# i want a 15 gallon shark tank



## JOMA (Jul 23, 2010)

i have a 20 gallon community tank at the moment and i want to set up a 15 gallon shark tank. i know i cant have a bala or something but what could i have and how many? thanks JOMA

*shark chase


----------



## susankat (Nov 15, 2008)

No, sharks get to big for that size of tank, I would suggest a 75 gal at a minimum for balas as they need to be in a school, red tail sharks should have at least 30 gals for 1


----------



## JOMA (Jul 23, 2010)

what about rainbows?


----------



## susankat (Nov 15, 2008)

Rainbows get to 6 inches and need at least 30 gals, the same for the red tail shark.


----------



## James0816 (Jun 19, 2009)

Just too small for any of the "shark" labeled fishies.
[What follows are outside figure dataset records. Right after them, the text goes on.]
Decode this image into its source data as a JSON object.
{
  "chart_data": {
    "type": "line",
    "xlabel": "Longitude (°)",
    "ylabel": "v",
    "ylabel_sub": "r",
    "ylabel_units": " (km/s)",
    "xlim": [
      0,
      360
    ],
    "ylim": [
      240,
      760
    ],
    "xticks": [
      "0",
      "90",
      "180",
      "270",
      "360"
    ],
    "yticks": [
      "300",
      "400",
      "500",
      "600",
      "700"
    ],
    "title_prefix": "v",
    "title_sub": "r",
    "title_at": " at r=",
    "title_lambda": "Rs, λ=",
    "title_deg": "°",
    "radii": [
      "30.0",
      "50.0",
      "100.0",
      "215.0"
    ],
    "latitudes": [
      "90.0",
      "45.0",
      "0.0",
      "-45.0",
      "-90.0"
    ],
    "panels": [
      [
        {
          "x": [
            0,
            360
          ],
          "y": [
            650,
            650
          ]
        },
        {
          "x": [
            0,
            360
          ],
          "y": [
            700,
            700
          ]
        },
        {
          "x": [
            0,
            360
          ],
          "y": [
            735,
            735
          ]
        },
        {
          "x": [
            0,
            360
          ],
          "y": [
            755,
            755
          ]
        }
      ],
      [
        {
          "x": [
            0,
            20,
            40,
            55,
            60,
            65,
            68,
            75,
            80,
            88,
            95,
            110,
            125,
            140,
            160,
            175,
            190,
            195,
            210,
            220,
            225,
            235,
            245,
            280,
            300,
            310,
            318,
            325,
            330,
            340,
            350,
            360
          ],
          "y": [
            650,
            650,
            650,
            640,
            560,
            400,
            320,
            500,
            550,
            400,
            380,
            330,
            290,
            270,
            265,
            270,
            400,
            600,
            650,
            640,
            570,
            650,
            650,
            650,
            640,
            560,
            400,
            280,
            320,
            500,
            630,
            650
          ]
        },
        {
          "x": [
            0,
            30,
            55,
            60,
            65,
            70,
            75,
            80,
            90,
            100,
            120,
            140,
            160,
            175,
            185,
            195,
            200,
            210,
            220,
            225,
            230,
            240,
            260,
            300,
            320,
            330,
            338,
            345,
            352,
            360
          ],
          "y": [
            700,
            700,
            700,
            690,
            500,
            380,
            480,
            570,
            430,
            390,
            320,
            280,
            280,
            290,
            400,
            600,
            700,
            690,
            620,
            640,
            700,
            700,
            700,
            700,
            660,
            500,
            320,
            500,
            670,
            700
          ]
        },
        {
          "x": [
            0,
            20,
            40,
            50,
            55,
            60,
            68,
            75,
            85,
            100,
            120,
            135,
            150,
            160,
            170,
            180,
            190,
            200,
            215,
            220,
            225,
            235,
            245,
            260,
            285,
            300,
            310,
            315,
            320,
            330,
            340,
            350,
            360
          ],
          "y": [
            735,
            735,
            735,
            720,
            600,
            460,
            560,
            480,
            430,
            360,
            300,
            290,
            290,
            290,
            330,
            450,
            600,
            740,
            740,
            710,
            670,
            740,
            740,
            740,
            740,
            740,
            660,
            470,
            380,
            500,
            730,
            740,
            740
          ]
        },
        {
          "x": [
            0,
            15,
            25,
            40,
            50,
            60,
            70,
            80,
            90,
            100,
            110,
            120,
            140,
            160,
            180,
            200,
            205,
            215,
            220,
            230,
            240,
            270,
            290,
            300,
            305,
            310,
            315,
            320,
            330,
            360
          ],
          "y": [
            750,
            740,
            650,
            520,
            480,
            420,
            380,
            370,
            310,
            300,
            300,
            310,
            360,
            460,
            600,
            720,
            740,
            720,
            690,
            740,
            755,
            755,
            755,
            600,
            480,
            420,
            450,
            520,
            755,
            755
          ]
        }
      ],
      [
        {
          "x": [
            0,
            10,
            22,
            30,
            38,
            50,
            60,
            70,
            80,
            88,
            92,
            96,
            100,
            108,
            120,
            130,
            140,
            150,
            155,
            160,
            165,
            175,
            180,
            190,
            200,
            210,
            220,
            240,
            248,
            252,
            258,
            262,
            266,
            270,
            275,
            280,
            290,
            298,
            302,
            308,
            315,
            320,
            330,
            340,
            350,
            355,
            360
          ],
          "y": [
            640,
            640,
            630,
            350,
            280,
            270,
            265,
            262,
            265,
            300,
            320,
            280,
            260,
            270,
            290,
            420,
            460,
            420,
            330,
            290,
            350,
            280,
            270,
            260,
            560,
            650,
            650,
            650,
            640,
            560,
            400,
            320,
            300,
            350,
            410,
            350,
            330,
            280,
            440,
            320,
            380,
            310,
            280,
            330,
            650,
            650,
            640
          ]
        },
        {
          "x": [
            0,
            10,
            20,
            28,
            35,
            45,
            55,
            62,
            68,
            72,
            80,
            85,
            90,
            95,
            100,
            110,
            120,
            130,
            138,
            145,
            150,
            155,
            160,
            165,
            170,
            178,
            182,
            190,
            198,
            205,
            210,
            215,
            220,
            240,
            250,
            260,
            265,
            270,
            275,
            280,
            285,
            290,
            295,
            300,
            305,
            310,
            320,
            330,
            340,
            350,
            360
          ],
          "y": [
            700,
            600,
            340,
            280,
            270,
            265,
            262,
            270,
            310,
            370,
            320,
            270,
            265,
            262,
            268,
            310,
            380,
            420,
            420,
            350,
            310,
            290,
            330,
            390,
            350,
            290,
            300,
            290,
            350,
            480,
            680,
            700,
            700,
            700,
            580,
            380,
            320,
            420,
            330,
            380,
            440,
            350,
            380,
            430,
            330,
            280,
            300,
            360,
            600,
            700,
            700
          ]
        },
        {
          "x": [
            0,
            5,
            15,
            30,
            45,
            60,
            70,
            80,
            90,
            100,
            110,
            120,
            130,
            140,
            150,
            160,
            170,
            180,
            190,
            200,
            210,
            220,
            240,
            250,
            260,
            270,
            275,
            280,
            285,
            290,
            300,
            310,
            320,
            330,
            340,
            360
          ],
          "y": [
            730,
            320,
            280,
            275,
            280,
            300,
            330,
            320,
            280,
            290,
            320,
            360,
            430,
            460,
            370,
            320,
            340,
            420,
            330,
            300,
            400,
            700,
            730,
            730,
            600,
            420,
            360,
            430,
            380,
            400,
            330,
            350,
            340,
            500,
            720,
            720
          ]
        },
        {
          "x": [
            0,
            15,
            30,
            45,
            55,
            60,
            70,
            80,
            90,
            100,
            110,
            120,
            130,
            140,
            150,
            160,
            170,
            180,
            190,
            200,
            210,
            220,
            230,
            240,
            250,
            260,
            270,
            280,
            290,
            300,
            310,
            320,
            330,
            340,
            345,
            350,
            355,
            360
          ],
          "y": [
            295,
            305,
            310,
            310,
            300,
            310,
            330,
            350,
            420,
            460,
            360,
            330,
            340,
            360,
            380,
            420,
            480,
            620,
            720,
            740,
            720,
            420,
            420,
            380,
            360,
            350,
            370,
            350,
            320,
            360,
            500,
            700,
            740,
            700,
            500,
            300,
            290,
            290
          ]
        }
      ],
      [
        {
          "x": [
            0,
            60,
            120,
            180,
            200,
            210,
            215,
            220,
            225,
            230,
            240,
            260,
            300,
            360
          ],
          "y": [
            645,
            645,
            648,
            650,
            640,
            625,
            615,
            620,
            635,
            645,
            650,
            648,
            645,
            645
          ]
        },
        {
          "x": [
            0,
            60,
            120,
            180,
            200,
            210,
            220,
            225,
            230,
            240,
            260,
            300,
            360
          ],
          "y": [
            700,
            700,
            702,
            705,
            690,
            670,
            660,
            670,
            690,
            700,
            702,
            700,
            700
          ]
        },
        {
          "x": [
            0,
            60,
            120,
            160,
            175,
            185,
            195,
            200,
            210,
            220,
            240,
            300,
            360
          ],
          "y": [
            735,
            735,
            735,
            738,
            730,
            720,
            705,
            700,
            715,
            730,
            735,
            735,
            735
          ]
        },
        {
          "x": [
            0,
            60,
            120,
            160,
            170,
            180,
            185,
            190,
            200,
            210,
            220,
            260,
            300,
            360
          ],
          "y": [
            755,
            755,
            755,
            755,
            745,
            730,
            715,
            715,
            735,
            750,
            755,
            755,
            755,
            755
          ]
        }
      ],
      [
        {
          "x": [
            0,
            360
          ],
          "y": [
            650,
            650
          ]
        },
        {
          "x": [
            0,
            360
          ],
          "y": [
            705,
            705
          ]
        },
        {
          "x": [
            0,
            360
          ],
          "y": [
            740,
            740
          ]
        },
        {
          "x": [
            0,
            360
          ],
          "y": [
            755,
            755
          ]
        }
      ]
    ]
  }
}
Sry.


----------



## WhiteGloveAquatics (Sep 3, 2009)

no FW "shark" species will thrive in that tank.

rainbows and red tails are cousins I beleive, rainbows are a tad more aggressive in my experience.

I use a 15g for a juvenile red ear slider and she is a wee bit to big for it. 
in a 15g id keep maybe a nice planted tank with some amano shrimps. as far as fish go its more of a QT size for me.


----------